The film received negative reviews from critics, but positive reactions from audiences. Rotten Tomatoes gives the film a score of 19% based on 96 reviews, with a 73% audience score. The critics describe the film as being "A derivative gross-out comedy that's short on laughs." Despite the consensus, it has become a cult classic [3] On Metacritic, the film has a 26 out of 100 score based on 24 critics, indicating "generally unfavorable reviews".[4]

Home media[edit]

Despite being theatrically released from Lions Gate Films, Van Wilder was released via VHS and DVD by Artisan Entertainment on August 20, 2002. The DVD was presented in rated and unrated editions, both editions containing a cropped full-frame transfer, and a widescreen version in its original 1.85:1 aspect ratio. The two-disc set also contained deleted scenes, outtakes, three Burly Bear TV specials, a Comedy Central: Reel Comedy TV special, "Bouncing Off the Walls" music video performed by Sugarcult, trailers, and other promotional material like television ads and poster art.

On November 28, 2006, in a way of promoting the sequel to Van Wilder, The Rise of Taj, Lions Gate Home Entertainment released a 2-disc special edition DVD with new bonus features including a "Drunken Idiot Kommentary" (featuring National Lampoon editors Steven Brykman and Mason Brown), behind-the-scenes footage, and interviews with the cast and crew.

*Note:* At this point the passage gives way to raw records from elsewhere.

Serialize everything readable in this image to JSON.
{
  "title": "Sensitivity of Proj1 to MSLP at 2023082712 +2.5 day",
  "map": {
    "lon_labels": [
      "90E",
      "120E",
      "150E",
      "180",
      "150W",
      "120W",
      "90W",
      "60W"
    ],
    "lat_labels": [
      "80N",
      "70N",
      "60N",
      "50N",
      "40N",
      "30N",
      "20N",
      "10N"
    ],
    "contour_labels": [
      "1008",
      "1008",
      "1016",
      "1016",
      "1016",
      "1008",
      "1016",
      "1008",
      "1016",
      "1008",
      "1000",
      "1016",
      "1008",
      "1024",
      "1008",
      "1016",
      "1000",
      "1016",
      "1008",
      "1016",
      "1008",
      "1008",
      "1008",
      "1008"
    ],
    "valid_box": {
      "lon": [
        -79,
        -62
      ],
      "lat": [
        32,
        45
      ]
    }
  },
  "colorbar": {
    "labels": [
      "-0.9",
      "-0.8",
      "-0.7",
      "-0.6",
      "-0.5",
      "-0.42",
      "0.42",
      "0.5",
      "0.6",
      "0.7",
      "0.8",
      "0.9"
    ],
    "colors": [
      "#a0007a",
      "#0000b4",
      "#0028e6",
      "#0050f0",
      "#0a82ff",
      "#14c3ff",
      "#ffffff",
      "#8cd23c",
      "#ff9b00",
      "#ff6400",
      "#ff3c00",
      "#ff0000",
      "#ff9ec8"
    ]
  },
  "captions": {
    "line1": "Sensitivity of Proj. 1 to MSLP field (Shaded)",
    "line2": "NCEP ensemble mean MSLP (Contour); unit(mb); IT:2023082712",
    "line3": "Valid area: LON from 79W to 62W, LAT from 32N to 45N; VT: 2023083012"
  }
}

The film was also released on Blu-ray on August 21, 2007 which had almost the same features as the 2-disc special edition DVD. Also included (and exclusive to the Blu-ray edition) is the "Blu-Book Exam", an interactive game that focuses on Van Wilder trivia questions, plus a series of "Blu-line" options including a pop-up film-progression menu that allows you to set bookmarks and skip around the feature film.


A sequel, entitled The Rise of Taj, followed this, centering on the character of Taj Mahal Badalandabad (Kal Penn); the film was released theatrically in 2006.


A direct-to-DVD prequel to this film was also released in 2009, entitled Freshman Year; the film follows Van (Jonathan Bennett) as he deals with his freshman year of college.